The FROG items are intended to replace the flight suits that some Marines have been wearing outside the wire after burn protection became a concern in late 2005. Early last year, Maj. Gen. Richard Zilmer, who then commanded I Marine Expeditionary Force’s forward element in Iraq, banned Marines from wearing certain commercially available sweat-wicking undershirts into battle because they melt and drip when exposed to flames.

“Marines wearing synthetic athletic clothing have received severe injuries due to the apparel adhering to the skin when exposed to intense heat from explosions,” Zilmer’s spokesman, 1st Lt. Antony Andrious, said at the time.

The FROG items don’t melt or drip, Hernandez said. They can catch fire if they’re directly exposed to intense flames, but that fire quickly dies out once the flames are removed, he said.

From a distance, it is difficult to tell the desert digital camouflage FROG items from standard cammies, so SysCom officials added a lower-leg pocket to the enhanced combat trousers to make them distinct, allowing commanders to gauge their Marines’ level of protection just by looking at them, Hernandez said.

The enhanced combat shirt is already distinct — that is, when a Marine isn’t wearing body armor over it.

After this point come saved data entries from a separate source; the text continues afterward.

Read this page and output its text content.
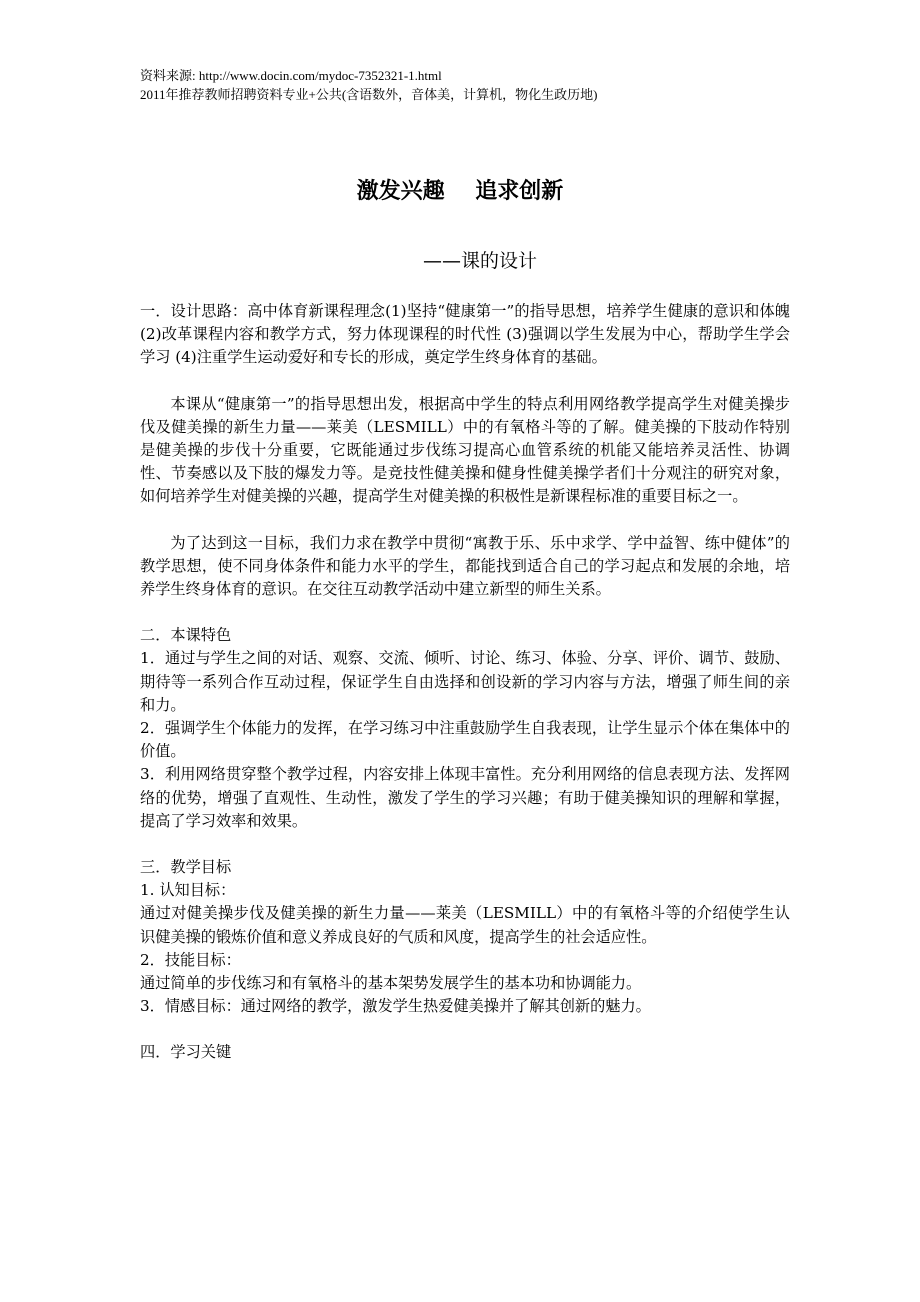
资料来源: http://www.docin.com/mydoc-7352321-1.html
2011年推荐教师招聘资料专业+公共(含语数外，音体美，计算机，物化生政历地)
激发兴趣    追求创新
——课的设计

一．设计思路：高中体育新课程理念(1)坚持“健康第一”的指导思想，培养学生健康的意识和体魄 (2)改革课程内容和教学方式，努力体现课程的时代性 (3)强调以学生发展为中心，帮助学生学会学习 (4)注重学生运动爱好和专长的形成，奠定学生终身体育的基础。

本课从“健康第一”的指导思想出发，根据高中学生的特点利用网络教学提高学生对健美操步伐及健美操的新生力量——莱美（LESMILL）中的有氧格斗等的了解。健美操的下肢动作特别是健美操的步伐十分重要，它既能通过步伐练习提高心血管系统的机能又能培养灵活性、协调性、节奏感以及下肢的爆发力等。是竞技性健美操和健身性健美操学者们十分观注的研究对象，如何培养学生对健美操的兴趣，提高学生对健美操的积极性是新课程标准的重要目标之一。

为了达到这一目标，我们力求在教学中贯彻“寓教于乐、乐中求学、学中益智、练中健体”的教学思想，使不同身体条件和能力水平的学生，都能找到适合自己的学习起点和发展的余地，培养学生终身体育的意识。在交往互动教学活动中建立新型的师生关系。

二．本课特色

1．通过与学生之间的对话、观察、交流、倾听、讨论、练习、体验、分享、评价、调节、鼓励、期待等一系列合作互动过程，保证学生自由选择和创设新的学习内容与方法，增强了师生间的亲和力。

2．强调学生个体能力的发挥，在学习练习中注重鼓励学生自我表现，让学生显示个体在集体中的价值。

3．利用网络贯穿整个教学过程，内容安排上体现丰富性。充分利用网络的信息表现方法、发挥网络的优势，增强了直观性、生动性，激发了学生的学习兴趣；有助于健美操知识的理解和掌握，提高了学习效率和效果。

三．教学目标

1. 认知目标：

通过对健美操步伐及健美操的新生力量——莱美（LESMILL）中的有氧格斗等的介绍使学生认识健美操的锻炼价值和意义养成良好的气质和风度，提高学生的社会适应性。

2．技能目标：

通过简单的步伐练习和有氧格斗的基本架势发展学生的基本功和协调能力。

3．情感目标：通过网络的教学，激发学生热爱健美操并了解其创新的魅力。

四．学习关键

The shirt’s sleeves are made from the same synthetic fiber blend as the trousers and look like the sleeves of a standard cammie blouse, but its zipper-down torso is made of a much lighter sweat-wicking “polyfiber blend,” which allows Marines to stay cooler wearing a full combat load in FROG 2 than they can in cammies, Hernandez said.

SysCom materials engineer John Bauer said lab testing showed there was no need for Marines to wear heavy material under their body armor because that body armor itself was their best protection against burns to the torso.

Bauer took the FROG items to the lab at North Carolina State University in Raleigh last August, where he dressed a mannequin in varying combinations of the ensemble then subjected it to flames on all sides in four-second bursts.

The mannequin, nicknamed Pyroman, is equipped with 122 sensors that provide data about which areas of the body sustain first-, second- and third-degree burns following each test, Bauer said.

“These instruments on the mannequin measure the temperature and the duration of that temperature at each sensor, and there is a formula that predicts body burn,” Bauer said. “At each sensor, it would register as no burn, second or third, and total burn. Obviously, the lower the burn, the better.”

Using the standard combat utility uniform as a base line, the Corps was able to prove that the synthetic fibers used in FROG items “basically lower burn percentages,” though exact figures on how much these percentages are lowered are still the subject of ongoing statistical analyses, Bauer said.

Even without all the results in, preliminary findings show “we’re looking at a significant reduction, especially in third-degree burns” when the flame-retardant properties of FROG items are compared to those of the standard utility uniform, Bauer said. “It’s definitely better. You don’t have melt or drip hazards, and those are two critical things.”

Bauer said he’s begun lab testing on future replacements to the FROG items made of better materials that hadn’t been invented when SysCom began asking manufacturers last February to pitch their products.